Néanmoins, Jean Bruller
se consacre encore quelque temps à sa première activité : même s’il ne publie rien sous l’Occupation,
il fait imprimer à 12 exemplaires 3 contes d’Edgar Poe ainsi que des
exemplaires de The Rime of the Ancient Mariner (Le Dit du vieux marin)

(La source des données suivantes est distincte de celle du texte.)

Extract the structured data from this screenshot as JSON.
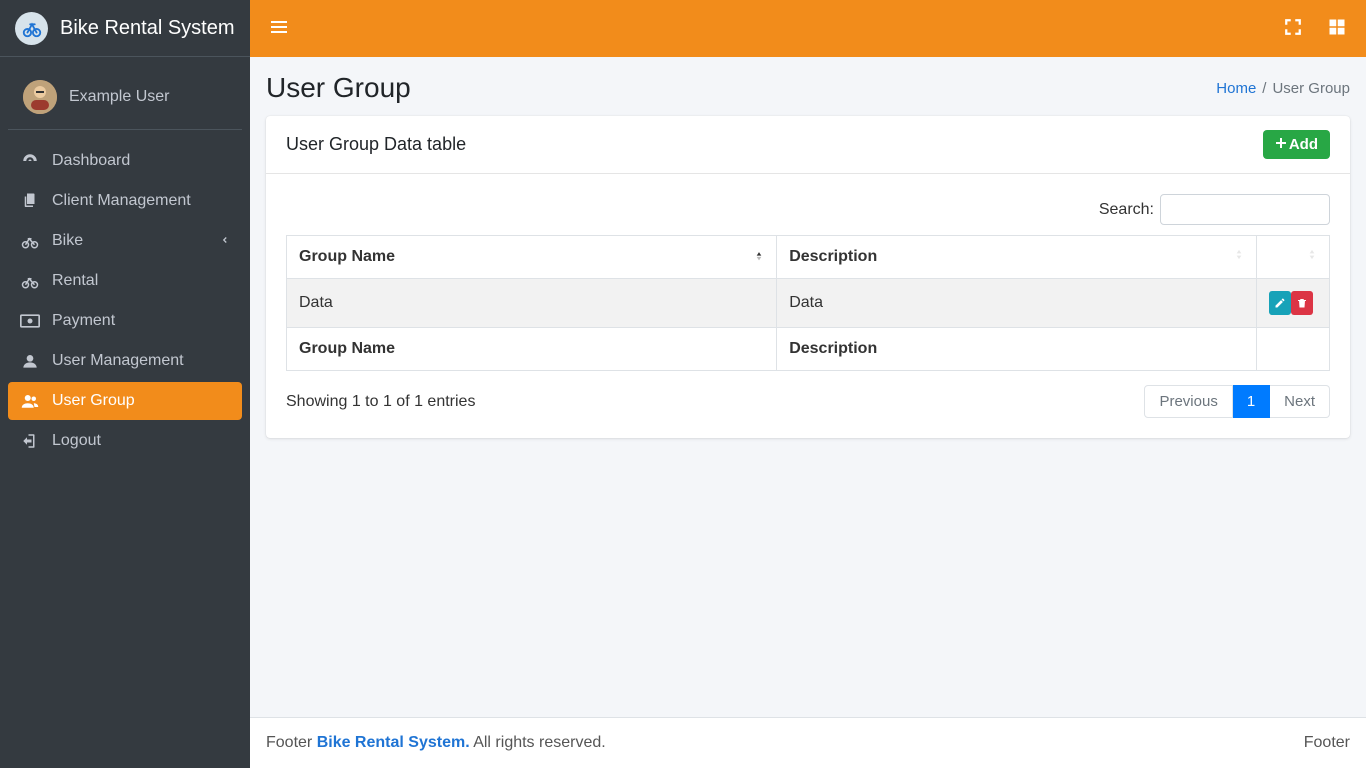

de Coleridge. A l’automne 1942, ayant cessé définitivement son métier de
menuisier, il passe deux jours à Paris pour poursuivre le projet des Editions
de Minuit et le reste de la semaine il retourne à Villiers-sur-Morin pour son
travail d’illustrateur qui lui permet d’assurer son existence matérielle et
financière. Il entame ainsi 12 eaux-fortes pour illustrer Hamlet, tâche
qu’il ne reprendra et ne finira que dans les années soixante : « L’ouvrage
ne paraîtrait pas tant que les Allemands seraient là, mais pendant les deux ou
trois ans que durerait le travail, mon existence serait assurée. Goldschmidt,
mon éditeur, depuis Alger où il s’était replié, m’avait en effet donné
« le feu vert »2.
Une révélation personnelle
Lors de ses entretiens
avec Gilles Plazy, Vercors récuse l’expression de « métamorphose
exceptionnelle » :
« Bien des peintres ou dessinateurs avant moi (un
Fromentin, un Mac Orlan) sont entrés un jour en littérature. Et inversement on
ne compte plus les écrivains (un Hugo, un Cocteau) qui se sont adonnées au
dessin »1.
Vercors décèle plusieurs
étapes-clés dans sa vie qui font de lui des « personnages
successifs » :
« J’ai été le garçon frivole, assez stupide,
irréfléchi, en somme retardé jusqu’à ma vingt-troisième année. J’ai alors,
comme on dit, viré ma cuti et suis devenu le personnage sceptique, pessimiste,
voire nihiliste, qu’a exprimé mon œuvre dessinée. Nouvelle métamorphose après
la guerre et la défaite, le virage à 180° qui a fait de ce nihiliste un homme
engagé, solidaire des autres hommes, et du dessinateur un écrivain »1.
Cette évolution
irréversible n’est pas uniquement le reflet d’un changement d’expression ;
c’est aussi et surtout un changement moral qui s’est opéré chez cet
homme :
« chez le pessimiste endurci, inhibé jusqu’à la
guerre, l’occupation nazie a réveillé ou révélé un personnage imprévu, ignoré
de lui-même : sinon un optimiste, du moins un lutteur prêt à tout pour
défendre des valeurs auxquelles, la veille encore, il prétendait ne pas
croire »1.
Cette évolution a également
eu des conséquences sur son mode de vie : l’inspiration ne vient pas aussi
facilement à l’écrivain qu’au dessinateur ! Se jugeant « flemmard », il s’oblige chaque matin « à
s’installer stylo en main devant le papier blanc »1 et il publiera pas moins
de 40 œuvres. Mais toujours humble et modeste face à son activité littéraire,
il se récrie lorsqu’on lui demande en 1948 pourquoi il écrit :
« je n’ai
jamais écrit pour écrire. D’où il apparaît clairement, je le crains, que je ne
suis pas écrivain.(…) Ni moraliste, ni philosophe, ni romancier, ni conteur, ni
rien de bien précis, en définitive. Heureusement je ne me sens aucun besoin
« d’entrer dans une catégorie, fût-elle la moins estimée ». Etre un
homme suffit à mon ambition »3.
1.
A dire vrai
2.
La Bataille du Silence
3.
Pour Prendre Congé (P.P.C)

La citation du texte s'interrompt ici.